À l’approche des élections, c’est Macron contre la droite

Voilà une élection présidentielle inhabituelle qui se profile déjà dans sept semaines. Sans candidat de gauche crédible. Face à un électorat désabusé laissant planer la possibilité d’un taux d’abstention élevé. Avec un favori incontesté qui n’a même pas encore annoncé sa candidature.

Ce favori, c’est Emmanuel Macron, qui a choisi de rester au-dessus de la mêlée, reportant sa décision d’officialiser sa candidature jusqu’à la date limite du 4 mars. 

 

Le spectacle des partis politiques

Confortablement installé dans son perchoir centriste, Macron a vu la droite et l’extrême droite se déchirer. Au centre des débats notamment, l’immigration et la sécurité qui ont largement repoussé d’autres thèmes, du changement climatique à la dette croissante que la France a accumulée dans la lutte contre la crise du coronavirus.

« Appeler votre enfant ‘Mohammed’, c’est coloniser la France », déclare Éric Zemmour, qui a transformé sa notoriété de commentateur télé en une plateforme anti-immigrés.

Lui seul, dans son récit, s’interpose entre la civilisation française et sa conquête par l’islam. Et a « réveillé » le politiquement correct américain. Comme l’ancien président Donald J. Trump, Zemmour utilise la provocation constante pour rester au top de l’actualité.

Macron, lui, conserve une nette avance dans les sondages, qui lui donnent environ 25 % des voix au premier tour. Là où Zemmour, Le Pen et Pécresse se situent entre 12 et 18 %. Les partis de gauche, éclatés, sont à la traîne et apparaissent pour l’instant comme des spectateurs virtuels. Une première depuis la fondation de la Ve République en 1958.

La France, qui penche généralement à droite, a vacillé.

 

La gauche a perdu les classes populaires.

Beaucoup se sont déplacées vers l’extrême droite parce qu’elles n’avaient pas de réponse sur l’immigration et l’islam,

déclare Pascal Bruckner, auteur et philosophe politique.

C’est donc Macron, contre la droite.

Fort de l’idée qu’il a vaincu la pandémie et aiguillé l’économie à travers ses défis, Macron apparaît plus fort aujourd’hui. L’économie a progressé de 7% au dernier trimestre. Le chômage n’est qu’à 7,4%. La levée des mesures Covid-19 avant l’élection est une étape symbolique, mais qui fonctionne.

Macron semble ainsi incarner à la fois ce qui reste de la démocratie sociale en France, jadis l’apanage d’un Parti socialiste aujourd’hui sous assistance respiratoire, et des politiques adoptées par la droite. Telles que sa fermeté à l’égard de ce qu’il a appelé « le séparatisme islamiste. »

Un souplesse qui ne plaît pas à tout le monde. François Hollande, dans son livre, le décrit comme une grenouille sautillant d’un nénuphar à l’autre.

 

Une bataille féroce au sein de la droite

Le cœur de l’élection est donc devenu une féroce bataille, droite contre droite, pour un passage au second tour face à Macron.

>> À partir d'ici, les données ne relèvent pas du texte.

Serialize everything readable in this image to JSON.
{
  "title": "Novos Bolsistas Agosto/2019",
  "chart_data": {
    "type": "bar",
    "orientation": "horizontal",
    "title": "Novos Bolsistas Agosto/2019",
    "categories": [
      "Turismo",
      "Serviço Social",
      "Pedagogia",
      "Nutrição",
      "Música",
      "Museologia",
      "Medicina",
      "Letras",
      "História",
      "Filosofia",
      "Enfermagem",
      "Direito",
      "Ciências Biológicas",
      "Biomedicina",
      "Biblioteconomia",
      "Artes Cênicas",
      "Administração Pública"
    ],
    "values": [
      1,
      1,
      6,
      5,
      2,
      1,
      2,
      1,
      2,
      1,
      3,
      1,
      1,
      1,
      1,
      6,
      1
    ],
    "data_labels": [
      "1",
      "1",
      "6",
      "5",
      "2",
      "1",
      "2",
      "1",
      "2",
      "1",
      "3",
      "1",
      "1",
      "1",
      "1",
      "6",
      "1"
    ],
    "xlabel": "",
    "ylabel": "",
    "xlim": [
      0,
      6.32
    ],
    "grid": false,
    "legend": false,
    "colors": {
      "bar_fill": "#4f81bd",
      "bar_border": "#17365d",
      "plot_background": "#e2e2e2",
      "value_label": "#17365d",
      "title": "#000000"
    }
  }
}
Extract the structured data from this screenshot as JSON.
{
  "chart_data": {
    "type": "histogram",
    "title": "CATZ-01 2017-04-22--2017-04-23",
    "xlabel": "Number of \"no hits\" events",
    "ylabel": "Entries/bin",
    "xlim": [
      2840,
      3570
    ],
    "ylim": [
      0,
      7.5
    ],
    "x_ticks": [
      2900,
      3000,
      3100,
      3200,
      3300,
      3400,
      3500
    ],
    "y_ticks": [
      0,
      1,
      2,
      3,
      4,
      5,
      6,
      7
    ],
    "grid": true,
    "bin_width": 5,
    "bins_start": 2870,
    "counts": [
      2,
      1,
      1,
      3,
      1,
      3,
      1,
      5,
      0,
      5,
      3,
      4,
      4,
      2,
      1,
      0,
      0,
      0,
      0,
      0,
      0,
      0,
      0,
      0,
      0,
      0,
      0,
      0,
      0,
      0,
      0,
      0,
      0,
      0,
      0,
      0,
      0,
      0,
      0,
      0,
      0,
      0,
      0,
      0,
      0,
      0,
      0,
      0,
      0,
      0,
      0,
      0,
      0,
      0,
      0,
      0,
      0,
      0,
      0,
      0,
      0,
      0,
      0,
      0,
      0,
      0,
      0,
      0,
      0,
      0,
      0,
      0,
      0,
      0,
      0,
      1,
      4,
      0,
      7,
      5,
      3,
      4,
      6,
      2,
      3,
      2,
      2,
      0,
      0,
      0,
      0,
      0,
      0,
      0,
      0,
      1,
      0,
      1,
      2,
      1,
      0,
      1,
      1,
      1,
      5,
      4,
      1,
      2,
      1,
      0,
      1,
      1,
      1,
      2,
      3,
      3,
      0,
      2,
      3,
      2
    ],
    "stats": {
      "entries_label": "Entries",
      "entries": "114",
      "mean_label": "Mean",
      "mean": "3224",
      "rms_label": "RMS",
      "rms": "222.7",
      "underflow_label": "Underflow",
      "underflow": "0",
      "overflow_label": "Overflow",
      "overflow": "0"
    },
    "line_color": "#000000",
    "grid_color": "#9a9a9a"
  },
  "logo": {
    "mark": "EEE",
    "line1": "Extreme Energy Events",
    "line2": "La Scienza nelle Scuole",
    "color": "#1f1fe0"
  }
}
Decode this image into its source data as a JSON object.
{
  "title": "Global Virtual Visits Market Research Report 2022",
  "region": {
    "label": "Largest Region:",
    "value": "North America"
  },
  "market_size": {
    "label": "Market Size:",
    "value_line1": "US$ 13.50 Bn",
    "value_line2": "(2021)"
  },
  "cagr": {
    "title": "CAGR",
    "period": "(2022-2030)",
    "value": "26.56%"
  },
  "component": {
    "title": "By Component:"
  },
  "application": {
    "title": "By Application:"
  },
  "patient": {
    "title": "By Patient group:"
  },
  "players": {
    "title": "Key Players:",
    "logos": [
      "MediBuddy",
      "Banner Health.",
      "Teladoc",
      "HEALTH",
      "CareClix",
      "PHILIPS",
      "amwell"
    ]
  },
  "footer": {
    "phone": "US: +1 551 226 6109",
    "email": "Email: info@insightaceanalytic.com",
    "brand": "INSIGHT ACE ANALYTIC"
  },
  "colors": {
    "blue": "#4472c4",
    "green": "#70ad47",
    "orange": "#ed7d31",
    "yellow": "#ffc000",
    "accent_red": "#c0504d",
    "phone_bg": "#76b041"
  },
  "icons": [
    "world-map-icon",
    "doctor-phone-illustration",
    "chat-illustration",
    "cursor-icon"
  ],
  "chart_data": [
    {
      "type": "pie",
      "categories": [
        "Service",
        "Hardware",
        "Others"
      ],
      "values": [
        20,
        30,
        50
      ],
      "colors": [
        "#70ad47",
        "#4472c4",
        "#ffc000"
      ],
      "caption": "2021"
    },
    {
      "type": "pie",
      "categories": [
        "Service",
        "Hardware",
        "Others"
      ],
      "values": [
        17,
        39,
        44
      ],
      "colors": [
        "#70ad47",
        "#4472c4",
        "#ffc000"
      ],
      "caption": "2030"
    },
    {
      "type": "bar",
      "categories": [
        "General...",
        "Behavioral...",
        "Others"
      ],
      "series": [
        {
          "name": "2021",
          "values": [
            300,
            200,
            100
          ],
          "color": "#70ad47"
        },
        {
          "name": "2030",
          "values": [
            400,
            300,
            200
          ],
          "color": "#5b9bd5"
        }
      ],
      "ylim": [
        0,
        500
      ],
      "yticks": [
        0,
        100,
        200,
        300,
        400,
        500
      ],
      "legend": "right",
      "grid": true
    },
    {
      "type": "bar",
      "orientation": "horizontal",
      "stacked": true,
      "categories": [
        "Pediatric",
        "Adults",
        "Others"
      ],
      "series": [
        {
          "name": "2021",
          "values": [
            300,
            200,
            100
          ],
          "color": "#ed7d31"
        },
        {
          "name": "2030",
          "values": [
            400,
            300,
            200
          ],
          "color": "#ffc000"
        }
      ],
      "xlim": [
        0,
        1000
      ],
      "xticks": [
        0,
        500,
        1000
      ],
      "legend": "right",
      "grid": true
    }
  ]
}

Du côté de Marine Le Pen, on s’acharne contre Zemmour alors même que le Rassemblement National est en train de vaciller. 

Zemmour de son côté l’a ridiculisée pour avoir tenté de faire la distinction entre l’islamisme extrémiste et la foi elle-même. Il l’a attaquée pour ne pas avoir adopté l’idée du grand remplacement, conduisant à ce que Zemmour appelle la « créolisation » des sociétés.

Face à tout cela, le président se montre confiant de ses chances contre Le Pen, déjà battue au second tour en 2017. Ou contre Zemmour, bien que celui-ci se maintiennent malgré les scandales.

Paulette Brémond, retraitée, a voté Macron en 2017. Désormais, elle hésite entre le président et Zemmour.

La question de l’immigration est grave. J’attends de voir ce qu’en dira Macron. Il n’ira probablement pas aussi loin que Zemmour, mais s’il a l’air efficace, je voterai peut-être à nouveau pour lui. 

Et dans tout cela, pour certains, c’est la possibilité d’un second tour contre la candidate républicaine Valérie Pécresse qui reste la plus préoccupante. Diplômée de la même école d’élite que Macron, Valérie Pécresse pourrait faire appel au second tour aux électeurs de la gauche qui n’ont plus confiance en Macron.

Tout peut encore arriver. Une guerre européenne, un nouveau variant du virus, une autre attaque terroriste majeure…Mais pour l’instant, le jeu de Macron semble fonctionner.

En l’absence de catastrophe, je ne vois pas comment il pourrait ne pas être réélu,

ajoute Bruckner. Là encore, la vraie campagne ne débutera que lorsque le président descendra enfin dans la turbulente arène.